Sklearn requires the target variable in a separate dataset. So, we will drop our target variable from the training dataset and save it in another dataset.

In [9]:
X = train.drop('Loan_Status',1) 
y = train.Loan_Status

Now we will train the model on the training dataset and make predictions for the test dataset. But can we validate these predictions? One way of doing this is can divide our train dataset into two parts: train and validation. We can train the model on this training part and using that make predictions for the validation part. In this way, we can validate our predictions as we have the true predictions for the validation part (which we do not have for the test dataset).

We will use the train_test_split function from sklearn to divide our train dataset. So first, let us import train_test_split.

In [10]:
from sklearn.model_selection import train_test_split
x_train, x_cv, y_train, y_cv = train_test_split(X,y, test_size =0.3)

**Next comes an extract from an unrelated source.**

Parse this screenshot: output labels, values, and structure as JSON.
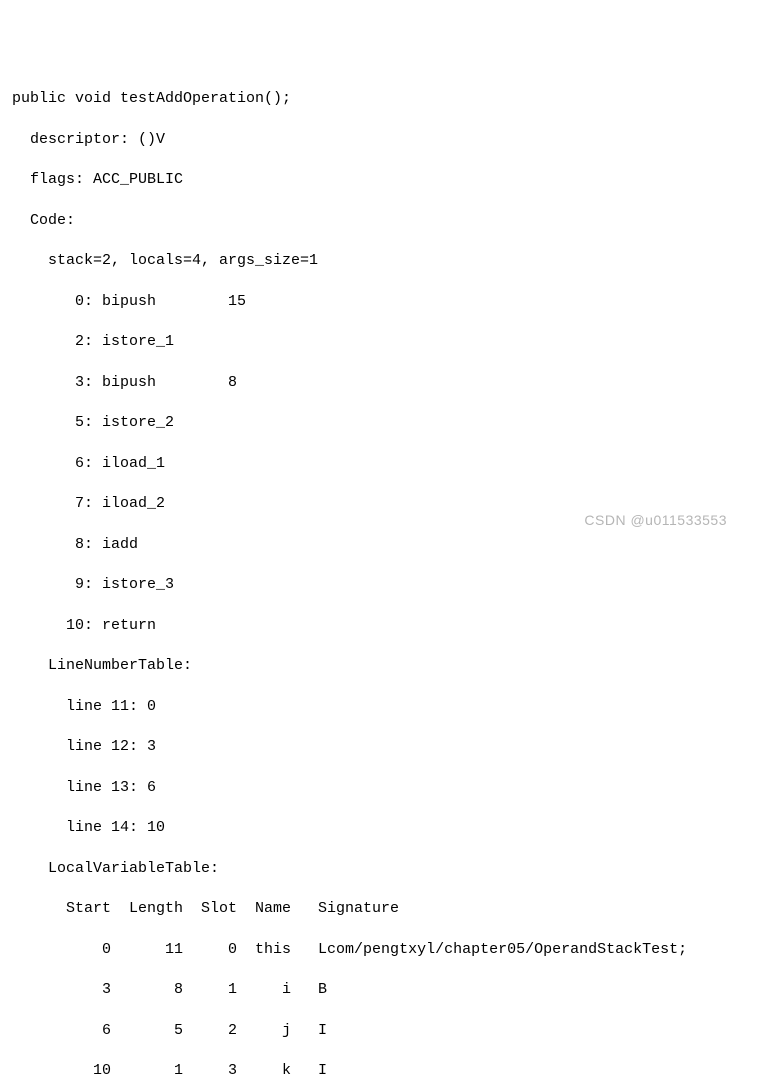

The dataset has been divided into training and validation parts. Let us import LogisticRegression and accuracy_score from sklearn and fit the logistic regression model.

In [11]:
from sklearn.linear_model import LogisticRegression 
from sklearn.metrics import accuracy_score

In [12]:
model = LogisticRegression() 
model.fit(x_train, y_train)

Let’s predict the Loan_Status for the validation set and calculate its accuracy.

In [13]:
pred_cv = model.predict(x_cv)

In [14]:
# Let us calculate how accurate our predictions are by calculating the accuracy.
accuracy_score(y_cv,pred_cv)

0.7891891891891892

In [19]:
# training accuracy
pred_train = model.predict(x_train)
accuracy_score(y_train,pred_train)

0.8158508158508159

So our predictions are almost 80% accurate, i.e. we have identified 80% of the loan status correctly

In [16]:
# Let’s make predictions for the test dataset.
pred_test = model.predict(test)
pred_test

array([1, 1, 1, 1, 1, 1, 1, 0, 1, 1, 1, 1, 1, 0, 1, 1, 1, 1, 1, 1, 1, 1,
       1, 1, 1, 0, 1, 1, 1, 1, 1, 1, 1, 1, 1, 0, 1, 1, 1, 1, 1, 1, 1, 1,
       1, 1, 1, 1, 1, 1, 1, 1, 1, 1, 1, 0, 1, 1, 0, 1, 1, 1, 1, 0, 1, 1,
       0, 0, 1, 0, 1, 1, 1, 1, 1, 1, 1, 1, 1, 1, 0, 1, 0, 1, 1, 1, 1, 1,
       1, 1, 1, 1, 1, 1, 0, 1, 1, 1, 1, 1, 1, 0, 1, 1, 1, 1, 0, 1, 1, 1,
       1, 1, 1, 1, 1, 1, 1, 0, 0, 0, 1, 1, 1, 0, 0, 1, 0, 1, 1, 1, 1, 1,
       1, 1, 1, 1, 1, 1, 1, 1, 0, 1, 0, 1, 1, 1, 1, 0, 1, 1, 1, 1, 1, 0,
       1, 1, 1, 1, 1, 1, 1, 0, 1, 1, 1, 0, 0, 1, 0, 1, 1, 1, 1, 0, 0, 1,
       1, 1, 1, 1, 1, 1, 1, 1, 1, 1, 1, 1, 1, 1, 1, 1, 0, 0, 1, 1, 0, 1,
       0, 1, 1, 1, 1, 1, 1, 1, 1, 1, 1, 0, 1, 0, 1, 1, 1, 1, 1, 1, 1, 1,
       1, 1, 1, 1, 0, 1, 1, 1, 1, 0, 1, 1, 1, 1, 1, 0, 0, 1, 1, 1, 1, 0,
       1, 0, 1, 1, 1, 1, 1, 1, 0, 1, 1, 1, 1, 0, 1, 1, 1, 1, 1, 1, 1, 1,
       1, 1, 0, 0, 0, 1, 1, 1, 1, 0, 0, 1, 1, 1, 0, 1, 1, 1, 1, 1, 1, 1,
       1, 1, 1, 1, 1, 1, 1, 0, 1, 1, 1, 1, 1, 1, 1,

In [18]:
pd.DataFrame(pred_test).value_counts()

1    307
0     60
dtype: int64

Finally, we will use this test data according to the rule and convert to .csv format and make a submission to check the accuracy on the leaderboard.

* From this submission, we got an accuracy of 0.7847 on the leaderboard.